Targeted radionuclide therapy (TRNT) is an ever-expanding field of nuclear medicine that provides a personalised approach to cancer treatment while limiting toxicity to normal tissues. It involves the radiolabelling of a biological targeting vector with an appropriate therapeutic radionuclide, often facilitated by the use of a bifunctional chelator (BFC) to stably link the two entities. The radioisotopes of rhenium, Re-186 (t(1/2) = 90 h, 1.07 MeV beta(-), 137 keV gamma (9%)) and Re-188 (t(1/2) = 16.9 h, 2.12 MeV beta(-), 155 keV gamma (15%)), are particularly attractive for radiotherapy because of their convenient and high-abundance beta(-)-particle emissions as well as their imageable gamma-emissions and chemical similarity to technetium.
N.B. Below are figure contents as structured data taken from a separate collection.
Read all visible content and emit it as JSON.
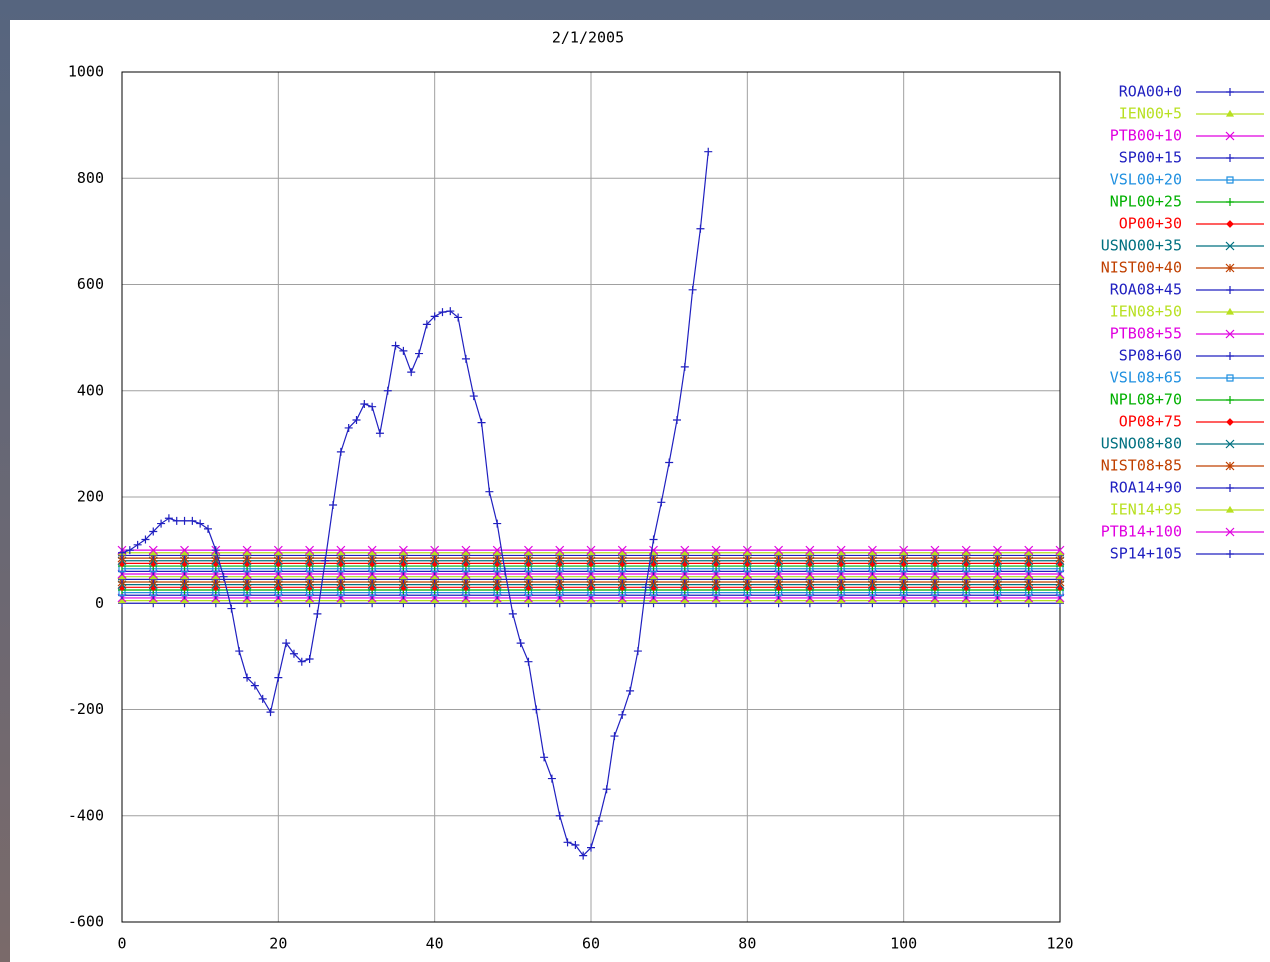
{
  "chart_data": {
    "type": "line",
    "title": "2/1/2005",
    "x": [
      0,
      4,
      8,
      12,
      16,
      20,
      24,
      28,
      32,
      36,
      40,
      44,
      48,
      52,
      56,
      60,
      64,
      68,
      72,
      76,
      80,
      84,
      88,
      92,
      96,
      100,
      104,
      108,
      112,
      116,
      120
    ],
    "xlim": [
      0,
      120
    ],
    "xticks": [
      0,
      20,
      40,
      60,
      80,
      100,
      120
    ],
    "ylim": [
      -600,
      1000
    ],
    "yticks": [
      -600,
      -400,
      -200,
      0,
      200,
      400,
      600,
      800,
      1000
    ],
    "grid": true,
    "series": [
      {
        "name": "ROA00+0",
        "color": "#2020c0",
        "marker": "plus",
        "values": [
          0,
          0,
          0,
          0,
          0,
          0,
          0,
          0,
          0,
          0,
          0,
          0,
          0,
          0,
          0,
          0,
          0,
          0,
          0,
          0,
          0,
          0,
          0,
          0,
          0,
          0,
          0,
          0,
          0,
          0,
          0
        ]
      },
      {
        "name": "IEN00+5",
        "color": "#b8e020",
        "marker": "triangle",
        "values": [
          5,
          5,
          5,
          5,
          5,
          5,
          5,
          5,
          5,
          5,
          5,
          5,
          5,
          5,
          5,
          5,
          5,
          5,
          5,
          5,
          5,
          5,
          5,
          5,
          5,
          5,
          5,
          5,
          5,
          5,
          5
        ]
      },
      {
        "name": "PTB00+10",
        "color": "#e000e0",
        "marker": "cross",
        "values": [
          10,
          10,
          10,
          10,
          10,
          10,
          10,
          10,
          10,
          10,
          10,
          10,
          10,
          10,
          10,
          10,
          10,
          10,
          10,
          10,
          10,
          10,
          10,
          10,
          10,
          10,
          10,
          10,
          10,
          10,
          10
        ]
      },
      {
        "name": "SP00+15",
        "color": "#2020c0",
        "marker": "plus",
        "values": [
          15,
          15,
          15,
          15,
          15,
          15,
          15,
          15,
          15,
          15,
          15,
          15,
          15,
          15,
          15,
          15,
          15,
          15,
          15,
          15,
          15,
          15,
          15,
          15,
          15,
          15,
          15,
          15,
          15,
          15,
          15
        ]
      },
      {
        "name": "VSL00+20",
        "color": "#2090e0",
        "marker": "square",
        "values": [
          20,
          20,
          20,
          20,
          20,
          20,
          20,
          20,
          20,
          20,
          20,
          20,
          20,
          20,
          20,
          20,
          20,
          20,
          20,
          20,
          20,
          20,
          20,
          20,
          20,
          20,
          20,
          20,
          20,
          20,
          20
        ]
      },
      {
        "name": "NPL00+25",
        "color": "#00b000",
        "marker": "plus",
        "values": [
          25,
          25,
          25,
          25,
          25,
          25,
          25,
          25,
          25,
          25,
          25,
          25,
          25,
          25,
          25,
          25,
          25,
          25,
          25,
          25,
          25,
          25,
          25,
          25,
          25,
          25,
          25,
          25,
          25,
          25,
          25
        ]
      },
      {
        "name": "OP00+30",
        "color": "#ff0000",
        "marker": "diamond",
        "values": [
          30,
          30,
          30,
          30,
          30,
          30,
          30,
          30,
          30,
          30,
          30,
          30,
          30,
          30,
          30,
          30,
          30,
          30,
          30,
          30,
          30,
          30,
          30,
          30,
          30,
          30,
          30,
          30,
          30,
          30,
          30
        ]
      },
      {
        "name": "USNO00+35",
        "color": "#007080",
        "marker": "cross",
        "values": [
          35,
          35,
          35,
          35,
          35,
          35,
          35,
          35,
          35,
          35,
          35,
          35,
          35,
          35,
          35,
          35,
          35,
          35,
          35,
          35,
          35,
          35,
          35,
          35,
          35,
          35,
          35,
          35,
          35,
          35,
          35
        ]
      },
      {
        "name": "NIST00+40",
        "color": "#c04000",
        "marker": "star",
        "values": [
          40,
          40,
          40,
          40,
          40,
          40,
          40,
          40,
          40,
          40,
          40,
          40,
          40,
          40,
          40,
          40,
          40,
          40,
          40,
          40,
          40,
          40,
          40,
          40,
          40,
          40,
          40,
          40,
          40,
          40,
          40
        ]
      },
      {
        "name": "ROA08+45",
        "color": "#2020c0",
        "marker": "plus",
        "values": [
          45,
          45,
          45,
          45,
          45,
          45,
          45,
          45,
          45,
          45,
          45,
          45,
          45,
          45,
          45,
          45,
          45,
          45,
          45,
          45,
          45,
          45,
          45,
          45,
          45,
          45,
          45,
          45,
          45,
          45,
          45
        ]
      },
      {
        "name": "IEN08+50",
        "color": "#b8e020",
        "marker": "triangle",
        "values": [
          50,
          50,
          50,
          50,
          50,
          50,
          50,
          50,
          50,
          50,
          50,
          50,
          50,
          50,
          50,
          50,
          50,
          50,
          50,
          50,
          50,
          50,
          50,
          50,
          50,
          50,
          50,
          50,
          50,
          50,
          50
        ]
      },
      {
        "name": "PTB08+55",
        "color": "#e000e0",
        "marker": "cross",
        "values": [
          55,
          55,
          55,
          55,
          55,
          55,
          55,
          55,
          55,
          55,
          55,
          55,
          55,
          55,
          55,
          55,
          55,
          55,
          55,
          55,
          55,
          55,
          55,
          55,
          55,
          55,
          55,
          55,
          55,
          55,
          55
        ]
      },
      {
        "name": "SP08+60",
        "color": "#2020c0",
        "marker": "plus",
        "values": [
          60,
          60,
          60,
          60,
          60,
          60,
          60,
          60,
          60,
          60,
          60,
          60,
          60,
          60,
          60,
          60,
          60,
          60,
          60,
          60,
          60,
          60,
          60,
          60,
          60,
          60,
          60,
          60,
          60,
          60,
          60
        ]
      },
      {
        "name": "VSL08+65",
        "color": "#2090e0",
        "marker": "square",
        "values": [
          65,
          65,
          65,
          65,
          65,
          65,
          65,
          65,
          65,
          65,
          65,
          65,
          65,
          65,
          65,
          65,
          65,
          65,
          65,
          65,
          65,
          65,
          65,
          65,
          65,
          65,
          65,
          65,
          65,
          65,
          65
        ]
      },
      {
        "name": "NPL08+70",
        "color": "#00b000",
        "marker": "plus",
        "values": [
          70,
          70,
          70,
          70,
          70,
          70,
          70,
          70,
          70,
          70,
          70,
          70,
          70,
          70,
          70,
          70,
          70,
          70,
          70,
          70,
          70,
          70,
          70,
          70,
          70,
          70,
          70,
          70,
          70,
          70,
          70
        ]
      },
      {
        "name": "OP08+75",
        "color": "#ff0000",
        "marker": "diamond",
        "values": [
          75,
          75,
          75,
          75,
          75,
          75,
          75,
          75,
          75,
          75,
          75,
          75,
          75,
          75,
          75,
          75,
          75,
          75,
          75,
          75,
          75,
          75,
          75,
          75,
          75,
          75,
          75,
          75,
          75,
          75,
          75
        ]
      },
      {
        "name": "USNO08+80",
        "color": "#007080",
        "marker": "cross",
        "values": [
          80,
          80,
          80,
          80,
          80,
          80,
          80,
          80,
          80,
          80,
          80,
          80,
          80,
          80,
          80,
          80,
          80,
          80,
          80,
          80,
          80,
          80,
          80,
          80,
          80,
          80,
          80,
          80,
          80,
          80,
          80
        ]
      },
      {
        "name": "NIST08+85",
        "color": "#c04000",
        "marker": "star",
        "values": [
          85,
          85,
          85,
          85,
          85,
          85,
          85,
          85,
          85,
          85,
          85,
          85,
          85,
          85,
          85,
          85,
          85,
          85,
          85,
          85,
          85,
          85,
          85,
          85,
          85,
          85,
          85,
          85,
          85,
          85,
          85
        ]
      },
      {
        "name": "ROA14+90",
        "color": "#2020c0",
        "marker": "plus",
        "values": [
          90,
          90,
          90,
          90,
          90,
          90,
          90,
          90,
          90,
          90,
          90,
          90,
          90,
          90,
          90,
          90,
          90,
          90,
          90,
          90,
          90,
          90,
          90,
          90,
          90,
          90,
          90,
          90,
          90,
          90,
          90
        ]
      },
      {
        "name": "IEN14+95",
        "color": "#b8e020",
        "marker": "triangle",
        "values": [
          95,
          95,
          95,
          95,
          95,
          95,
          95,
          95,
          95,
          95,
          95,
          95,
          95,
          95,
          95,
          95,
          95,
          95,
          95,
          95,
          95,
          95,
          95,
          95,
          95,
          95,
          95,
          95,
          95,
          95,
          95
        ]
      },
      {
        "name": "PTB14+100",
        "color": "#e000e0",
        "marker": "cross",
        "values": [
          100,
          100,
          100,
          100,
          100,
          100,
          100,
          100,
          100,
          100,
          100,
          100,
          100,
          100,
          100,
          100,
          100,
          100,
          100,
          100,
          100,
          100,
          100,
          100,
          100,
          100,
          100,
          100,
          100,
          100,
          100
        ]
      },
      {
        "name": "SP14+105",
        "color": "#2020c0",
        "marker": "plus",
        "x": [
          0,
          1,
          2,
          3,
          4,
          5,
          6,
          7,
          8,
          9,
          10,
          11,
          12,
          13,
          14,
          15,
          16,
          17,
          18,
          19,
          20,
          21,
          22,
          23,
          24,
          25,
          26,
          27,
          28,
          29,
          30,
          31,
          32,
          33,
          34,
          35,
          36,
          37,
          38,
          39,
          40,
          41,
          42,
          43,
          44,
          45,
          46,
          47,
          48,
          49,
          50,
          51,
          52,
          53,
          54,
          55,
          56,
          57,
          58,
          59,
          60,
          61,
          62,
          63,
          64,
          65,
          66,
          67,
          68,
          69,
          70,
          71,
          72,
          73,
          74,
          75
        ],
        "values": [
          95,
          100,
          110,
          120,
          135,
          150,
          160,
          155,
          155,
          155,
          150,
          140,
          100,
          50,
          -10,
          -90,
          -140,
          -155,
          -180,
          -205,
          -140,
          -75,
          -95,
          -110,
          -105,
          -20,
          80,
          185,
          285,
          330,
          345,
          375,
          370,
          320,
          400,
          485,
          475,
          435,
          470,
          525,
          540,
          548,
          550,
          538,
          460,
          390,
          340,
          210,
          150,
          60,
          -20,
          -75,
          -110,
          -200,
          -290,
          -330,
          -400,
          -450,
          -455,
          -475,
          -460,
          -410,
          -350,
          -250,
          -210,
          -165,
          -90,
          30,
          120,
          190,
          265,
          345,
          445,
          590,
          705,
          850
        ]
      }
    ]
  }
}
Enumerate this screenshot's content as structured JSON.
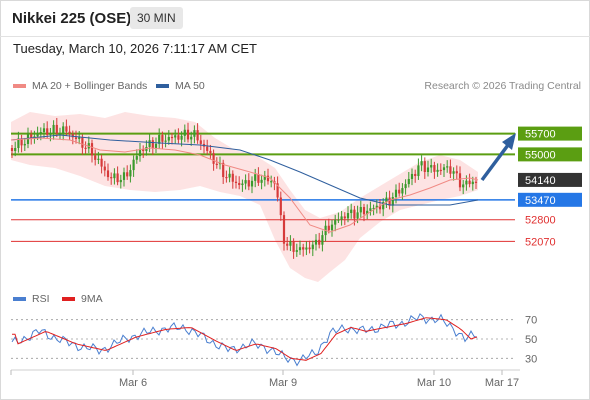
{
  "header": {
    "title": "Nikkei 225 (OSE)",
    "timeframe": "30 MIN"
  },
  "datetime": "Tuesday, March 10, 2026 7:11:17 AM CET",
  "legend": {
    "ma20": {
      "label": "MA 20 + Bollinger Bands",
      "color": "#f08a84"
    },
    "ma50": {
      "label": "MA 50",
      "color": "#2f5f9e"
    },
    "credit": "Research © 2026 Trading Central"
  },
  "rsi_legend": {
    "rsi": {
      "label": "RSI",
      "color": "#4a7fd0"
    },
    "ma9": {
      "label": "9MA",
      "color": "#e02020"
    }
  },
  "chart_data": [
    {
      "type": "line",
      "title": "",
      "series": [
        {
          "name": "MA 20 + Bollinger Bands",
          "color": "#f08a84"
        },
        {
          "name": "MA 50",
          "color": "#2f5f9e"
        }
      ],
      "x_ticks": [
        "Mar 6",
        "Mar 9",
        "Mar 10",
        "Mar 17"
      ],
      "y_levels": [
        {
          "value": 55700,
          "label": "55700",
          "kind": "resistance",
          "color": "#5b9e12"
        },
        {
          "value": 55000,
          "label": "55000",
          "kind": "resistance",
          "color": "#5b9e12"
        },
        {
          "value": 54140,
          "label": "54140",
          "kind": "last",
          "color": "#333333"
        },
        {
          "value": 53470,
          "label": "53470",
          "kind": "pivot",
          "color": "#2577e6"
        },
        {
          "value": 52800,
          "label": "52800",
          "kind": "support",
          "color": "#e03030"
        },
        {
          "value": 52070,
          "label": "52070",
          "kind": "support",
          "color": "#e03030"
        }
      ],
      "ylim": [
        50500,
        57000
      ]
    },
    {
      "type": "line",
      "title": "",
      "series": [
        {
          "name": "RSI",
          "color": "#4a7fd0"
        },
        {
          "name": "9MA",
          "color": "#e02020"
        }
      ],
      "y_ticks": [
        "70",
        "50",
        "30"
      ],
      "ylim": [
        20,
        80
      ]
    }
  ]
}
As a transition metal element with multiple oxidation states and coordination numbers accessible for complexation, there is great opportunity available when it comes to developing novel BFCs for rhenium. The purpose of this review is to provide a recap on some of the past successes and failings, as well as show some more current efforts in the design of BFCs for Re-186/188. Future use of these radionuclides for radiotherapy depends on their cost-effective availability and this will also be discussed. Finally, bioconjugation strategies for radiolabelling biomolecules with Re-186/188 will be touched upon.